Göz kırptığında şarkıyı devam ettirdim.

"Give me tough love
Leave me with nothin' when I come down
My kinda love
Push me and choke me 'til I pass out"

Gözlerini gözlerimden çekmedi. Benden ilham alarak söylediği fazla belliydi.

"We don't gotta be in love, no
I don't gotta be the one, no
I just wanna be one of your girls tonight"

Sesi güzeldi. Hissederek, ritme uygun söylemesi kolay oluyordu. Sebebi ya ben burada olduğum içindi ya da şarkıyı kendi yazdığı için. "Jeon, ona eşlik etmelisin." Hoseok'un söylediğiyle ona döndüm. Ben mi eşlik edecektim? Olmayan sesimle?

"Şarkı çöp olsun istiyorsun herhalde? Aptallaşma."

"Sesiniz çok güzel uyar Jeon asıl sen saçmalama. İkiniz seslendirmelisiniz bunu. Beğenmediğin bir yer olursa auto tone ekleriz. Önemi var mı?" Aklıma çok fena girmişti.

"Ama yayınlamayacağız, duydun mu?"

"Sen bir geç de, bakacağız ona." Başımı sallayarak ayaklandım ve Jimin'i dışarı çıkararak kulaklıkların tekini aldım. Taehyung bana anlamsız bakışlarla bakarken ona döndüm. "İkimiz deneyelim birde."

Gözlerinin içi parlar gibi olduğunda Hoseok'a bakarak başlatmasını işaret ettim. Şarkı başladığında ilk Tae söze girdi. Tek dileğim batırmamaktı.

"Lock me up and throw away the key
He knows how to get the best out of me
I'm no force for the world to see
Trade my whole life just to be."

Müzik devam ederken istediğim şeylerden biri de bu dışarıdaki iki malın bizi izlememesiydi. Salak salak tezahürat yapabilirlerdi.

Şarkıya gireceğim sırada Taehyung durdurdu. Diğer ikisine döndü. "Dışarı çıkar mısınız?" Bunu duyduğuma rahatlamıştım. Bizi izleyen insanlar olmayacaktı en azından. Hoseok ve Jimin aralarında sırıtarak dışarı çıktıklarında Tae bana baktı.

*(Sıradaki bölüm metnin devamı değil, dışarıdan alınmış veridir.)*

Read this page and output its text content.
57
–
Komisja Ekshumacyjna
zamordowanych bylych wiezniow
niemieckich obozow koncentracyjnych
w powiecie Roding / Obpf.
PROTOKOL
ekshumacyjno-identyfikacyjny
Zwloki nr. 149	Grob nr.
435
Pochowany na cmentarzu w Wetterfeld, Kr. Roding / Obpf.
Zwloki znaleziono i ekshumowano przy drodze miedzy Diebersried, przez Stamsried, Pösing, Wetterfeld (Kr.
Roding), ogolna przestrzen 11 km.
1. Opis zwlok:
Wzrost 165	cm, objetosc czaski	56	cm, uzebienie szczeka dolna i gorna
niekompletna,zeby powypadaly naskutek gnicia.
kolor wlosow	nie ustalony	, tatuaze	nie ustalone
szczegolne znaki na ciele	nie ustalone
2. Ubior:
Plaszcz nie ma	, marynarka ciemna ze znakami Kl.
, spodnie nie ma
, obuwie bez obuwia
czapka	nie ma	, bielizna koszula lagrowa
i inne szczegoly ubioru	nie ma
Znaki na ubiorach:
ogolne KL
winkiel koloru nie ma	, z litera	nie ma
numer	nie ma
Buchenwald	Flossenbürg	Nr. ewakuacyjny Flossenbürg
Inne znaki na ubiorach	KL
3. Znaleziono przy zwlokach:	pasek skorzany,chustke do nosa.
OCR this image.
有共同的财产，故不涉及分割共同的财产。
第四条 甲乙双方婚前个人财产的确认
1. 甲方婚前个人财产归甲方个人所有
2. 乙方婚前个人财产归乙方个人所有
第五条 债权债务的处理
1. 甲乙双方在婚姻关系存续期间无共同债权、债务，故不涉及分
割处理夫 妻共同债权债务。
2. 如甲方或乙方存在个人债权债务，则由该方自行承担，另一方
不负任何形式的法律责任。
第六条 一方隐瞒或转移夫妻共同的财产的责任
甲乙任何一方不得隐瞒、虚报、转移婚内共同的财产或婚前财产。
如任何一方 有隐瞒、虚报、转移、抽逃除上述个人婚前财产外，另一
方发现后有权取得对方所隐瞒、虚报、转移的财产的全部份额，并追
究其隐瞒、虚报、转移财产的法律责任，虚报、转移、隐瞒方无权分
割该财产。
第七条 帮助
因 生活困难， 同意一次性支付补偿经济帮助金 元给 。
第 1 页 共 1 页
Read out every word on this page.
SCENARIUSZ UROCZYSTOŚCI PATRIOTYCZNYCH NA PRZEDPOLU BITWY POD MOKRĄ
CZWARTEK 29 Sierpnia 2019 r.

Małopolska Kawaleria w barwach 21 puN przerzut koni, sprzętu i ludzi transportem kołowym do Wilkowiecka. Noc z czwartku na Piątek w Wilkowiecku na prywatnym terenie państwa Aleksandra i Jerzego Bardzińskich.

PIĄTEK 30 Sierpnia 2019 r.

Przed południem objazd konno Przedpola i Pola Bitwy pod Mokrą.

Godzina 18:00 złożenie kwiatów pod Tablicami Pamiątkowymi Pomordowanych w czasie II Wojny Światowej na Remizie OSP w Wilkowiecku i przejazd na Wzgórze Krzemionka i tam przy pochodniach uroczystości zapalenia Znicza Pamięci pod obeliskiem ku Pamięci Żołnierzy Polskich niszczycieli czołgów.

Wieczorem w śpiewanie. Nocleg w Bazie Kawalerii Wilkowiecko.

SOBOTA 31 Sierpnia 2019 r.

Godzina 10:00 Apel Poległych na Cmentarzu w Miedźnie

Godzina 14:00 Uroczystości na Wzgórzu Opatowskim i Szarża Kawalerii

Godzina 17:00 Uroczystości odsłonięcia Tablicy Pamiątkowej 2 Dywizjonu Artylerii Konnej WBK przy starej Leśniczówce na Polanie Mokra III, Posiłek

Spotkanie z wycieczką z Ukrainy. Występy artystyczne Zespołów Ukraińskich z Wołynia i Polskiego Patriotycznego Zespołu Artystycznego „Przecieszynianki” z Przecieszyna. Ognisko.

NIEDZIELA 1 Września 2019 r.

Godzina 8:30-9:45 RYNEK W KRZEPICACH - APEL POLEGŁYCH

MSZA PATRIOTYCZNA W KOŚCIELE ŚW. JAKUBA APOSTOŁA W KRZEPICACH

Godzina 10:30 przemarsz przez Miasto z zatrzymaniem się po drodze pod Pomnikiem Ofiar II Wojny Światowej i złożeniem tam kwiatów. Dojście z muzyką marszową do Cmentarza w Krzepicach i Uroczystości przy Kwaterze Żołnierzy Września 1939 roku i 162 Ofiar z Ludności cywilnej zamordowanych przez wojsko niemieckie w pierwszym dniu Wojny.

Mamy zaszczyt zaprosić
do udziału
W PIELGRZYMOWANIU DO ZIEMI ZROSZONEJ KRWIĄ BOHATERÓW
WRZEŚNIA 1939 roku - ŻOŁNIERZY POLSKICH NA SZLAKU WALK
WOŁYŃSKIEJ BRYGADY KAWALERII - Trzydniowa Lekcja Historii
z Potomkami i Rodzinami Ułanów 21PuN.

"Strese giriyordum. Duyguya bile giremedim." Aklımdan felaket bir fikir geçtiğinde gülümsedim. Yanına gidip elimi kalçalarına koyup boynuna nefesimi verdim. "Şimdi girersin işte." Başını salladı. "Evet." Kalp atışını duyabiliyordum. O kadar şey yaşamıştık ama hala en ufak şeye kalbi hızlı hızlı atıyordu. Haksız da değildi.

Kendi kısmımı söyledikten sonra derin bir nefes aldığını hissettim. Kayda nefes sesleri de karışıyordu ve tahmin ettiğimden daha iyi olacaktı. Tamamen doğal bir kayıttı. "Give me tough love," gözlerimin içine baktı.

"Leave me with nothin' when I come down
My kinda love
Push me and choke me 'til I pass out"

Notayı ayarında tutabilmesi şu durumda çok zordu çünkü onun her yerine elimi gezdiriyordum ama buna rağmen sesini koruyabiliyordu. Birkaç dövmesinin üzerinde gezdi parmaklarım. Deli oluyordu ve önümde kıvranmasını izlemek beni de deli ediyordu.

Nakaratı da düzgünce söyleyip ikinci parta geçti. Ellerini ellerimin üzerine koyup beni kendine bastırdığında karşı çıkmadım. Tonunu yükselterek, "i wanna take your light inside." cümlesini rahatça söyledi. Şaşırtmıyor değildi. Sesinin iyi olmasını hiç beklemezdim.

...

Kayıt işi bittikten sonra bir kere dinledik. Arkasını dönerek gülümsedi. "Sen çok fenasın."

"Şarkın içindi." Dedim omuz silkerek. Biraz da dokunmayı seviyordum ama gidip bunu ona söyleyemezdim. Zaten biliyordu. Yine de dillendirmeye gerek yoktu.

"Bana çok kızgınsın sanıyordum."

"Sinirim bir günden fazlaya taşmaz, bunu biliyor olmalısın."

"Evet ama bu olay büyüktü Jungkook, o yüzden emin olamadım." Başımı salladım ben de. Uzatmaya gerek yoktu. Olmuş, bitmiş sayılırdı. "Pekala, adımızın çıkmasını engelleyemedik, elden bir şey gelmez ama bundan sonra dikkatli olacaksın. Duydun mu beni?" Başını salladı. Memnuniyetle kolumu yasladığım koltuktan ağırlığımı aldım ve dik durdum.

Taehyung da kaydı alarak yanıma geldi. Üzerinde birkaç düzenleme yapacaktı sanırım. Yapsa iyi olurdu. Ne kadar iyi olsa da ikimizde de pürüzler olduğu belliydi.

"Yarın görüşürüz o halde, komutanım." Dediğinde kaşlarımı çatarak ona baktım. İzlediğim filmden etkilendiğimi nereden biliyordu?

Biraz daha olayın şaşkınlığında kaldım ama sonrasında, "Görüşürüz, asker." dedim. Gülümseyip ayrıldı yanımdan. Yoongi'ye her bilgimi satmasının hesabını da ayrı soracaktım.